# 2004 2.8 v6



## V-speed (Oct 17, 2005)

Will this motor and tranny drop right into my 99 passat with the 2.8 v6? How can I be sure?


----------



## V-speed (Oct 17, 2005)

*Re: 2004 2.8 v6 (V-speed)*

Nobody???


----------



## O_o (Nov 12, 2009)

*Re: 2004 2.8 v6 (V-speed)*

From a 2004 what?
Any ATQ, ACK, or APR engine will _fit_, but I'm not sure about ECU compatibility.


----------



## BrilliantAvant (May 22, 2009)

2.8L ended production in 2002 I think, 3.0 came out in 2003.


----------



## V-speed (Oct 17, 2005)

*Re: (BrilliantAvant)*

Mine is a 99 passat v6 2.8 with tiptronic. The guy selling has a 2004 passat waggon and says it has that same motor with the tiptronic...


----------



## O_o (Nov 12, 2009)

*Re: (BrilliantAvant)*


_Quote, originally posted by *BrilliantAvant* »_2.8L ended production in 2002 I think, 3.0 came out in 2003. 

...for the A4. The Passat still had the same 2.8 until '05.
_Quote, originally posted by *V-speed* »_
Mine is a 99 passat v6 2.8 with tiptronic. The guy selling has a 2004 passat waggon and says it has that same motor with the tiptronic...

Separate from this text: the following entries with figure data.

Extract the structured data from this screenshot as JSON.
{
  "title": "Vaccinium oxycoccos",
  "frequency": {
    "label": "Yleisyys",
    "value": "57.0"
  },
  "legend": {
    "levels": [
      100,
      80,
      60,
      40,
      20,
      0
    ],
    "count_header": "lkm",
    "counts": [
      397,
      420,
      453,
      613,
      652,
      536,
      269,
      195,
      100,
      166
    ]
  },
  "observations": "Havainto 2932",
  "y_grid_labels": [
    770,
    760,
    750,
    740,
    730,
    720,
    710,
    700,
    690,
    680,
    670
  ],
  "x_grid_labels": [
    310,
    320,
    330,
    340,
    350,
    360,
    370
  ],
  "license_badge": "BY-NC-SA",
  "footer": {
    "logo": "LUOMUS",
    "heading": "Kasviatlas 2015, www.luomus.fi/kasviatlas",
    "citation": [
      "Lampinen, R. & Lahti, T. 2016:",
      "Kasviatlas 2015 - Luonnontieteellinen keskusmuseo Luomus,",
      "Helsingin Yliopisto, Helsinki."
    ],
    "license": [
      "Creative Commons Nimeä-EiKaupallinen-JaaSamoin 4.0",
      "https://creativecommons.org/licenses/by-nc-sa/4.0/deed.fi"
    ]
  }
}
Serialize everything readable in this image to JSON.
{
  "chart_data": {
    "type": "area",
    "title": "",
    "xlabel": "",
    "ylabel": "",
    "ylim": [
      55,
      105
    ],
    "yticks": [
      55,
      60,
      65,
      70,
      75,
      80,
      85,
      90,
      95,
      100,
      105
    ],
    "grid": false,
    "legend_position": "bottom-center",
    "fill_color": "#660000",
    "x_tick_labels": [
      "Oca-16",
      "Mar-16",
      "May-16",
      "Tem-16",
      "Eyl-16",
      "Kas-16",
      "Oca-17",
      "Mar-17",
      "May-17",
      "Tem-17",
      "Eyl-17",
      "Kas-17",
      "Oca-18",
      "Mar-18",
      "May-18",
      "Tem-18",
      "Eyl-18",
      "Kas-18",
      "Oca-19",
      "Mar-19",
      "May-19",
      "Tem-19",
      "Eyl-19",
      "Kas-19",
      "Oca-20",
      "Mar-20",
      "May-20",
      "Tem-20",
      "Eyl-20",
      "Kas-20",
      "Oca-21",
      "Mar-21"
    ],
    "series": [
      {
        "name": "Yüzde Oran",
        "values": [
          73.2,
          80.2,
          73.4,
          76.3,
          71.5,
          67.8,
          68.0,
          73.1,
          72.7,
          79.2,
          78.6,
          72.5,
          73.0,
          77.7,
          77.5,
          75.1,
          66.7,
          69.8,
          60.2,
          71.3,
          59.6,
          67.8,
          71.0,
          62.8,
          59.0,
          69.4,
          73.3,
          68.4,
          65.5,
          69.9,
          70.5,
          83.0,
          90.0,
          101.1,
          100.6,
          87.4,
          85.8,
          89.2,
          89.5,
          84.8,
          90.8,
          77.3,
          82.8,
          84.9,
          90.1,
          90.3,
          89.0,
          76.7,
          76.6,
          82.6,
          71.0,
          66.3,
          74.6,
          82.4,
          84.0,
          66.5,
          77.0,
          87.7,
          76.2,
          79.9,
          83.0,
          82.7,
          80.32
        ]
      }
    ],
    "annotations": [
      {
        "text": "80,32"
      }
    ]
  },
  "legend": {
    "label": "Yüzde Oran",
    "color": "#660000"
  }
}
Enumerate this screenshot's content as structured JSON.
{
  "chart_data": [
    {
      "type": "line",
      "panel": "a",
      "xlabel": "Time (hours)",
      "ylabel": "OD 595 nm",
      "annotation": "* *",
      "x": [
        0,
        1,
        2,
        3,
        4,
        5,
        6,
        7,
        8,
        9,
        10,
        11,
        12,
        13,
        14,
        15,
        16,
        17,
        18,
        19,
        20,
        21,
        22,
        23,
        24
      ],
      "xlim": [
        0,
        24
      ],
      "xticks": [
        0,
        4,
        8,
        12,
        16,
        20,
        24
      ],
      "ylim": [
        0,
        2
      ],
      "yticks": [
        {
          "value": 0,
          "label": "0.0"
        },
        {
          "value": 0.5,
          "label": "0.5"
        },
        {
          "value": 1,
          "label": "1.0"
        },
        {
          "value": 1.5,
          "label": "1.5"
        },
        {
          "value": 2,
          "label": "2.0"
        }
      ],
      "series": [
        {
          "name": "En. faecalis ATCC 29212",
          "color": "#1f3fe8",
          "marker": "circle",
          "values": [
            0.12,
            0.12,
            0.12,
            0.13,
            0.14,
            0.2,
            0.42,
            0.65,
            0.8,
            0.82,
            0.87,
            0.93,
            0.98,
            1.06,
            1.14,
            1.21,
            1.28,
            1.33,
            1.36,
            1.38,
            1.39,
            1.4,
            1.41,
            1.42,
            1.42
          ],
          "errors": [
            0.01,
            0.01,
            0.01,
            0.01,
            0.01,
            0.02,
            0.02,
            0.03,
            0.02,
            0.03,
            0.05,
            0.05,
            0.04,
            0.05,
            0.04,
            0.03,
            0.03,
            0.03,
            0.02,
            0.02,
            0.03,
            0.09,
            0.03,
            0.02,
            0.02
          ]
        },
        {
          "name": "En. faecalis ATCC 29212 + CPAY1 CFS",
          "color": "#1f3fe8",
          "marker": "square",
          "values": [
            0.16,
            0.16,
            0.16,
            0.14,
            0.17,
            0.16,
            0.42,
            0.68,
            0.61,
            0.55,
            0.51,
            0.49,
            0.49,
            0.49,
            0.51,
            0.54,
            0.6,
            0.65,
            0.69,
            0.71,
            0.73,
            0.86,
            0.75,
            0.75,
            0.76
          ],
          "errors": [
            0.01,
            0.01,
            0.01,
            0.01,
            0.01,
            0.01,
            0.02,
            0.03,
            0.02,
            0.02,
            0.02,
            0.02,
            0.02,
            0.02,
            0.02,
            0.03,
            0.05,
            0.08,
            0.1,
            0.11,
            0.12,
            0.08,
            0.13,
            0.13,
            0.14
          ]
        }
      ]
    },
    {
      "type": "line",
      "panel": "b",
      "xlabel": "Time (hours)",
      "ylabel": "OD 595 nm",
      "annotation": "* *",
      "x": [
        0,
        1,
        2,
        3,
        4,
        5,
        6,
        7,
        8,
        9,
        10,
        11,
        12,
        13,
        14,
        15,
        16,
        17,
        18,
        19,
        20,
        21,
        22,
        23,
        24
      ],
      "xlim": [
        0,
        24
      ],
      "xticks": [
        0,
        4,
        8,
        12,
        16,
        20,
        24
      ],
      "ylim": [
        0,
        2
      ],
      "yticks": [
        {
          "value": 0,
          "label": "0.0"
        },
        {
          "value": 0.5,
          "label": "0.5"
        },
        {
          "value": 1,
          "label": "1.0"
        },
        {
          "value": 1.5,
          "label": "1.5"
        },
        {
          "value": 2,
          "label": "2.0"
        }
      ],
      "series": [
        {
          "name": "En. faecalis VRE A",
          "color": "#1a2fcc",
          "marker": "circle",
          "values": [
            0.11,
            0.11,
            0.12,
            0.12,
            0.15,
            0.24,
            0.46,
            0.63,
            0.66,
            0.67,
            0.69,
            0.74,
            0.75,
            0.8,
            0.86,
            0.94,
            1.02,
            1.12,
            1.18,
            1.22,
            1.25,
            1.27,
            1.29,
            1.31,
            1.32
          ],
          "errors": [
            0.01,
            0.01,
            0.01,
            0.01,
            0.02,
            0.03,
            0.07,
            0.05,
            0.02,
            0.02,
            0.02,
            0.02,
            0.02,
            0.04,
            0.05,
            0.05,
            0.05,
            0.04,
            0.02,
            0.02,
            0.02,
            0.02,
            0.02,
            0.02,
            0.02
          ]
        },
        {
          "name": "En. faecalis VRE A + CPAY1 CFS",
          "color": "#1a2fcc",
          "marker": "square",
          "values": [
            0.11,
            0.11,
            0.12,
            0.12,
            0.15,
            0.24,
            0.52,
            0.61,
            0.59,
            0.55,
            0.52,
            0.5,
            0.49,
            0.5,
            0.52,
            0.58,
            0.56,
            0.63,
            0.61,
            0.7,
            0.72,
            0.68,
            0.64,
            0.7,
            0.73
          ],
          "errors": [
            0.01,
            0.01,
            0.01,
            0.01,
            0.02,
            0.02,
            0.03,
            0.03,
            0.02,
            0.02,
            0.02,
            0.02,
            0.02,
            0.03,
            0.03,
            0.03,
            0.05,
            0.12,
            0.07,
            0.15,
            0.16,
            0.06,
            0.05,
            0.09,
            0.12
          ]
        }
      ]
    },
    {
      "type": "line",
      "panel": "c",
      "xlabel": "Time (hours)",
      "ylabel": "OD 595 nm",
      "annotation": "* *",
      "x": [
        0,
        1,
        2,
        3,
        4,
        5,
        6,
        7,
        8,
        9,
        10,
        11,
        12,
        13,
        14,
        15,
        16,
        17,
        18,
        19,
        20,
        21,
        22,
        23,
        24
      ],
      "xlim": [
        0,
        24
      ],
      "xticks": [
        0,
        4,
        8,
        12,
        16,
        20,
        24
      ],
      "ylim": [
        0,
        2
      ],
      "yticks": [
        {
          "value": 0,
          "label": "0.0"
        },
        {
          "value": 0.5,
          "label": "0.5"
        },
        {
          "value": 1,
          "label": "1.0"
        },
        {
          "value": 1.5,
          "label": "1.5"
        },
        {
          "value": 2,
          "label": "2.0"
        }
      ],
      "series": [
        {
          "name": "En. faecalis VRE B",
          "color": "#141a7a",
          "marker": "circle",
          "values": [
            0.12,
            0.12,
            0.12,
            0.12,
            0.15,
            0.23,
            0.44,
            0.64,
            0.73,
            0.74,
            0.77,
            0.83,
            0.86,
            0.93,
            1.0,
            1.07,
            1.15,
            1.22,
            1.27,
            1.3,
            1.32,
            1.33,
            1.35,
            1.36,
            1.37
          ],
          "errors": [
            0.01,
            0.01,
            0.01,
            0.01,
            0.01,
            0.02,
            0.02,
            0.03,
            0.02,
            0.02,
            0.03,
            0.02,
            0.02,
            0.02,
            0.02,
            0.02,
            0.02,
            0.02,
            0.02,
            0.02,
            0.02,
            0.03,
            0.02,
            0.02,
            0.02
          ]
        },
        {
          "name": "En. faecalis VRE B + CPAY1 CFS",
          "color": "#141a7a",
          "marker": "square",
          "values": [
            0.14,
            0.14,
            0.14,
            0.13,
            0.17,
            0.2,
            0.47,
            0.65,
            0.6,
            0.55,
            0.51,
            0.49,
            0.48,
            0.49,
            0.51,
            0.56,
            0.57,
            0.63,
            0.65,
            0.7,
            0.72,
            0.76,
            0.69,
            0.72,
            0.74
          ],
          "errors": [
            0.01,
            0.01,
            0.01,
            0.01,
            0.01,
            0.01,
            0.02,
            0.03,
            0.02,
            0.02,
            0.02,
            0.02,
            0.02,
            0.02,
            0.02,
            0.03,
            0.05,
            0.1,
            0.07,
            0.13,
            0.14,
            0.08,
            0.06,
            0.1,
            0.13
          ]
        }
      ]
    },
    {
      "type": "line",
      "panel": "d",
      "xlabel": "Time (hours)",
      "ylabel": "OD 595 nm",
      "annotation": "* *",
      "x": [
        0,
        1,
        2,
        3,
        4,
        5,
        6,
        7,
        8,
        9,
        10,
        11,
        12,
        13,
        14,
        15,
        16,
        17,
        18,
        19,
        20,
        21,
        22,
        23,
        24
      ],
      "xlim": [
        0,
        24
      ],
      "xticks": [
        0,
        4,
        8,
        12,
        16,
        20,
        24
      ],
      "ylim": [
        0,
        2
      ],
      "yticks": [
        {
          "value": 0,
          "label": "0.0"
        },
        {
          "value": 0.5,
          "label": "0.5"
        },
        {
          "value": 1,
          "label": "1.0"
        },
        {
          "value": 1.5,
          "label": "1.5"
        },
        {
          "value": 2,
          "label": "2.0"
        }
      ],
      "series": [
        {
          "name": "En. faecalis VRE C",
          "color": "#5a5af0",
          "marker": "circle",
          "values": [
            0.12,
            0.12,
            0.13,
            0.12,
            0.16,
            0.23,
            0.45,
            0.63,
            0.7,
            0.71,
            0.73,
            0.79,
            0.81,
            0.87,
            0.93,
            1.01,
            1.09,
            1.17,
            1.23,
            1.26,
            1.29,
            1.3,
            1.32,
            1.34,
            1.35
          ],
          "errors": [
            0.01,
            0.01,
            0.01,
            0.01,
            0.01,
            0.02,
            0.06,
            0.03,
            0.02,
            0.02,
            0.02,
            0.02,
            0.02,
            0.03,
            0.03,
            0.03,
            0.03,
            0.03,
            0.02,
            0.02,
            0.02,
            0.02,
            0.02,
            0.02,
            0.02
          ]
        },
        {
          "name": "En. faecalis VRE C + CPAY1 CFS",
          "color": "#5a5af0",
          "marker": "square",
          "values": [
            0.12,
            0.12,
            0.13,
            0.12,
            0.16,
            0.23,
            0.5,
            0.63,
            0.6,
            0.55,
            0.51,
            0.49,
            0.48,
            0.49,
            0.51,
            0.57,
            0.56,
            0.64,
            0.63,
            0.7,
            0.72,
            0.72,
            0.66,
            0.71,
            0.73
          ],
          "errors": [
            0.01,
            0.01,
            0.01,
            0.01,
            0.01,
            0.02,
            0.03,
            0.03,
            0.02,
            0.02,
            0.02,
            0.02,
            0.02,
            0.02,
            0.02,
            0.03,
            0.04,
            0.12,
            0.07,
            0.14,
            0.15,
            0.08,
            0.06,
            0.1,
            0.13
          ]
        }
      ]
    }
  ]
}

Your '99 is either ACK or APR. The '04 is ATQ. They're practically indistinguishable from the outside, but I don't know if the '99 ECU can run an ATQ engine properly (VVT?). Same goes for the trans controller.


----------



## V-speed (Oct 17, 2005)

*Re: ()*

Well his is still in, and comes with the complete car so I would be getting the ECU as well.


----------



## V-speed (Oct 17, 2005)

*Re: (V-speed)*

Two other questions, If I buy a used trans, how can I be sure it will fit and does anyone know if the motor has to be removed to change the trans or can I drop/reinsert it right from the bottom?


----------



## O_o (Nov 12, 2009)

*Re: (V-speed)*


_Quote, originally posted by *V-speed* »_Two other questions, If I buy a used trans, how can I be sure it will fit

The only way to be sure is to make sure they both have the same code. I don't know where they put the code on an auto, but I'm guessing it can be read with the car up on stands like the man-trans.
I don't know if FWD and 4Mo can share a (3-letter) transmission code, so you will also have to make sure it's coming out of a car with the same number of driven wheels. If nobody on here knows, try the auto-trans forum.


----------



## Slimjimmn (Apr 8, 2006)

*Re: ()*

it will bolt right up, but there are some different electrical connectors and the cam adjusters are electrical on the 04


----------